Dieses Schauspiel knüpft leider an die bisherige deutsche Guantánamo-Politik an. Als der in Bremen geborene türkische Staatsangehörige Murat Kurnaz 2002 unschuldig von den Amerikanern nach Guantánamo verschleppt und dort gefoltert wurde, setzte sich die SPD-Grünen-Bundesregierung keinswegs für seine Rückkehr nach Deutschland ein. Erst 2006 wurde Kurnaz freigelassen.

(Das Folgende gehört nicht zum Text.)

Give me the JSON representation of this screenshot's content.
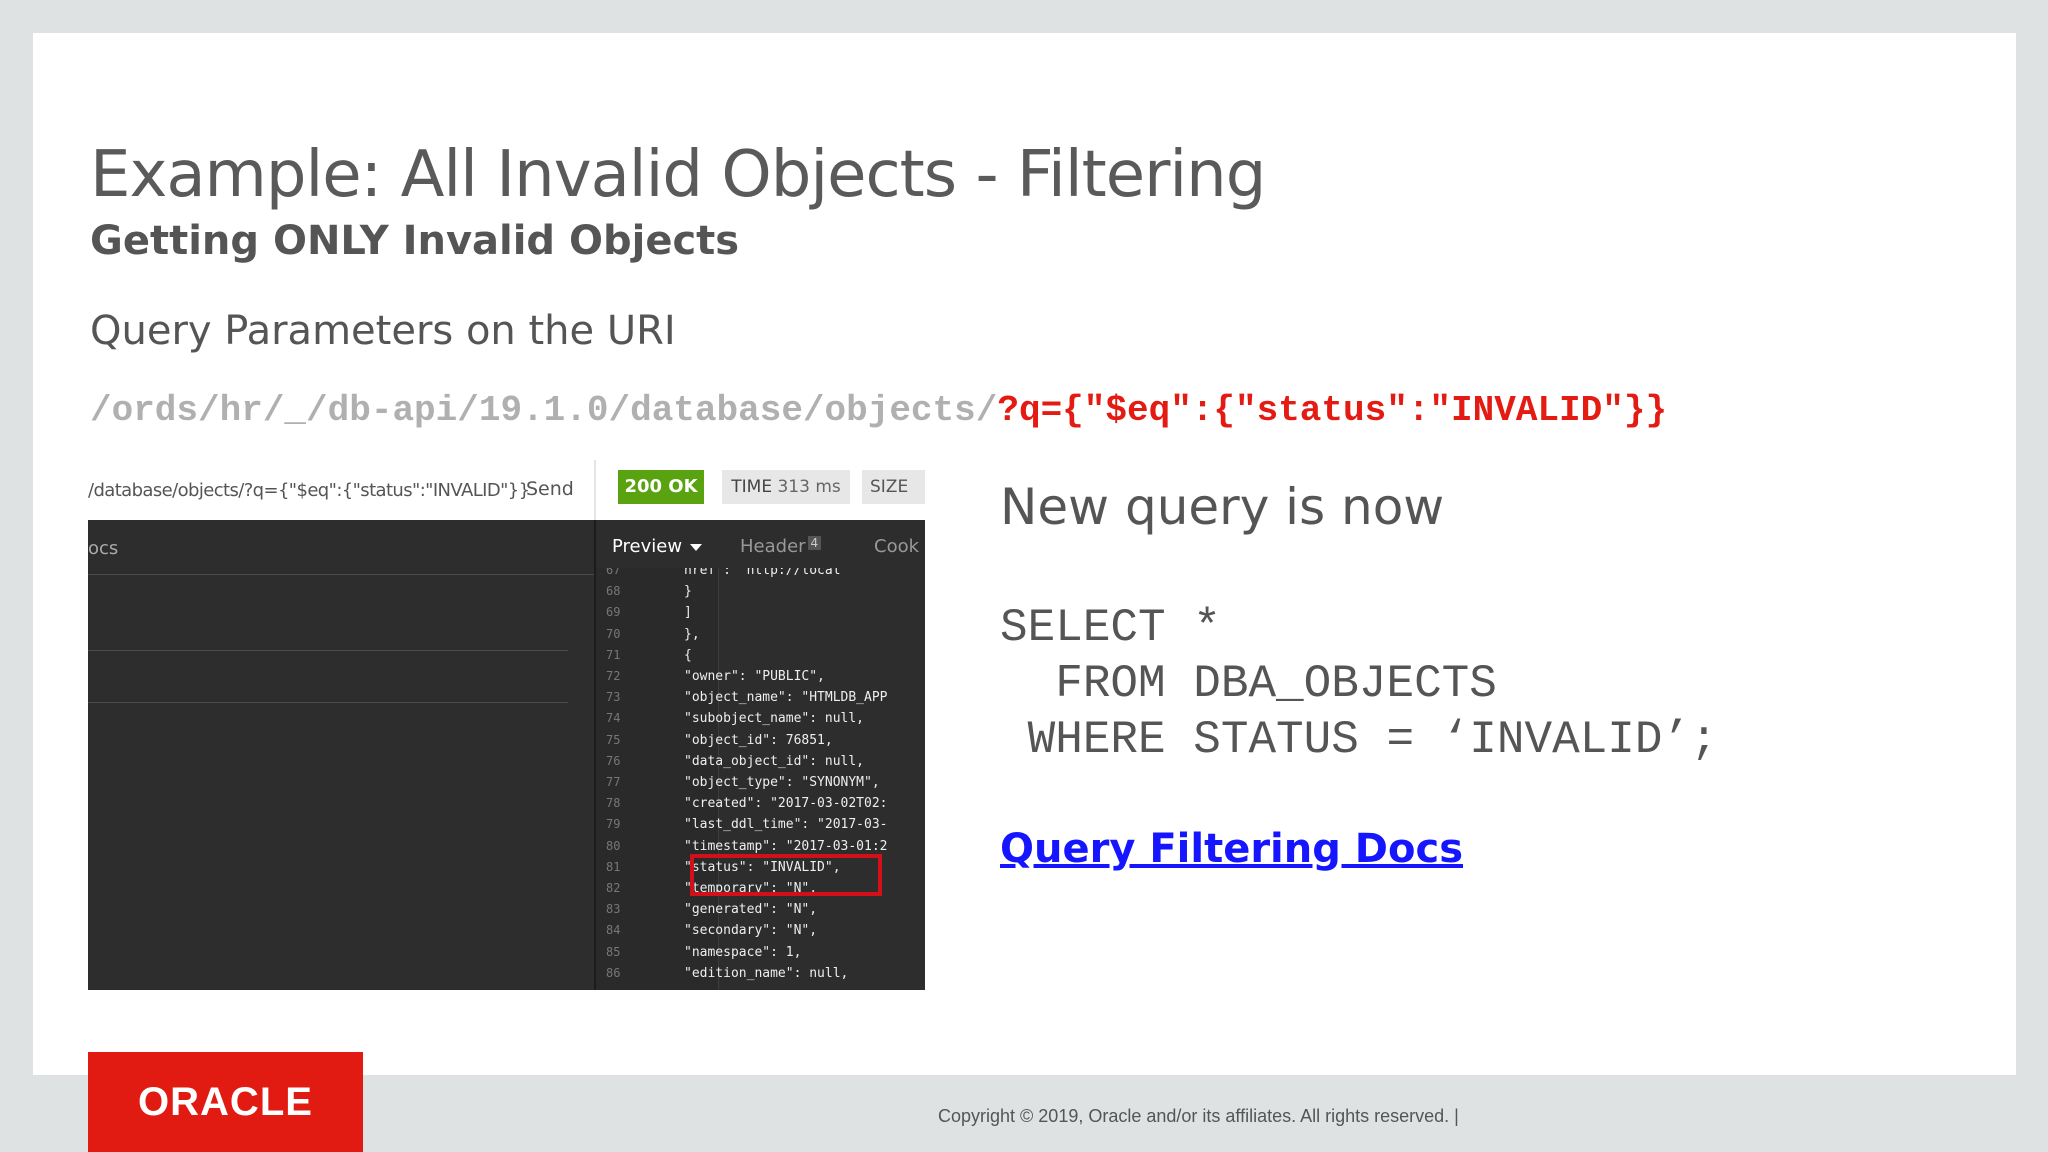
{
  "slide": {
    "title": "Example: All Invalid Objects - Filtering",
    "subtitle": "Getting ONLY Invalid Objects",
    "section_heading": "Query Parameters on the URI",
    "uri_base": "/ords/hr/_/db-api/19.1.0/database/objects/",
    "uri_query": "?q={\"$eq\":{\"status\":\"INVALID\"}}",
    "new_query_heading": "New query is now",
    "sql": "SELECT *\n  FROM DBA_OBJECTS\n WHERE STATUS = ‘INVALID’;",
    "docs_link": "Query Filtering Docs",
    "logo_text": "ORACLE",
    "copyright": "Copyright © 2019, Oracle and/or its affiliates. All rights reserved.  |"
  },
  "screenshot": {
    "url": "/database/objects/?q={\"$eq\":{\"status\":\"INVALID\"}}",
    "send_label": "Send",
    "status_badge": "200 OK",
    "time_label": "TIME",
    "time_value": "313 ms",
    "size_label": "SIZE",
    "left_tab": "ocs",
    "tabs": {
      "preview": "Preview",
      "header": "Header",
      "header_count": "4",
      "cookies": "Cook"
    },
    "code_lines": [
      {
        "n": "67",
        "t": "      href\": \"http://local"
      },
      {
        "n": "68",
        "t": "    }"
      },
      {
        "n": "69",
        "t": "  ]"
      },
      {
        "n": "70",
        "t": "},"
      },
      {
        "n": "71",
        "t": "{"
      },
      {
        "n": "72",
        "t": "  \"owner\": \"PUBLIC\","
      },
      {
        "n": "73",
        "t": "  \"object_name\": \"HTMLDB_APP"
      },
      {
        "n": "74",
        "t": "  \"subobject_name\": null,"
      },
      {
        "n": "75",
        "t": "  \"object_id\": 76851,"
      },
      {
        "n": "76",
        "t": "  \"data_object_id\": null,"
      },
      {
        "n": "77",
        "t": "  \"object_type\": \"SYNONYM\","
      },
      {
        "n": "78",
        "t": "  \"created\": \"2017-03-02T02:"
      },
      {
        "n": "79",
        "t": "  \"last_ddl_time\": \"2017-03-"
      },
      {
        "n": "80",
        "t": "  \"timestamp\": \"2017-03-01:2"
      },
      {
        "n": "81",
        "t": "  \"status\": \"INVALID\","
      },
      {
        "n": "82",
        "t": "  \"temporary\": \"N\","
      },
      {
        "n": "83",
        "t": "  \"generated\": \"N\","
      },
      {
        "n": "84",
        "t": "  \"secondary\": \"N\","
      },
      {
        "n": "85",
        "t": "  \"namespace\": 1,"
      },
      {
        "n": "86",
        "t": "  \"edition_name\": null,"
      }
    ]
  }
}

Auch später forderte der Bundestag zwar wiederholt die Schließung von Guantánamo, aber eine konkrete Bereitschaft zur Aufnahme von Inhaftierten ließ der Innenminister der großen Koalition, Wolfgang Schäuble (CDU), nicht erkennen. Immer wurde das an »Sippenhaft« grenzende Argument ins Feld geführt, jeder, der in diesem Lager inhaftiert gewesen sei, bilde eine Gefahr, und zwar schon deswegen, weil seine dortigen schlimmen Erlebnisse Rachegelüste hervorrufen könnten. Somit seien ehemalige Guantánamo-Gefangene quasi automatisch ein Sicherheitsrisiko. Folgte man dieser kruden Begründung, dürfte man praktisch niemand aus Guantánamo entlassen, selbst bei erwiesener Unschuld nicht.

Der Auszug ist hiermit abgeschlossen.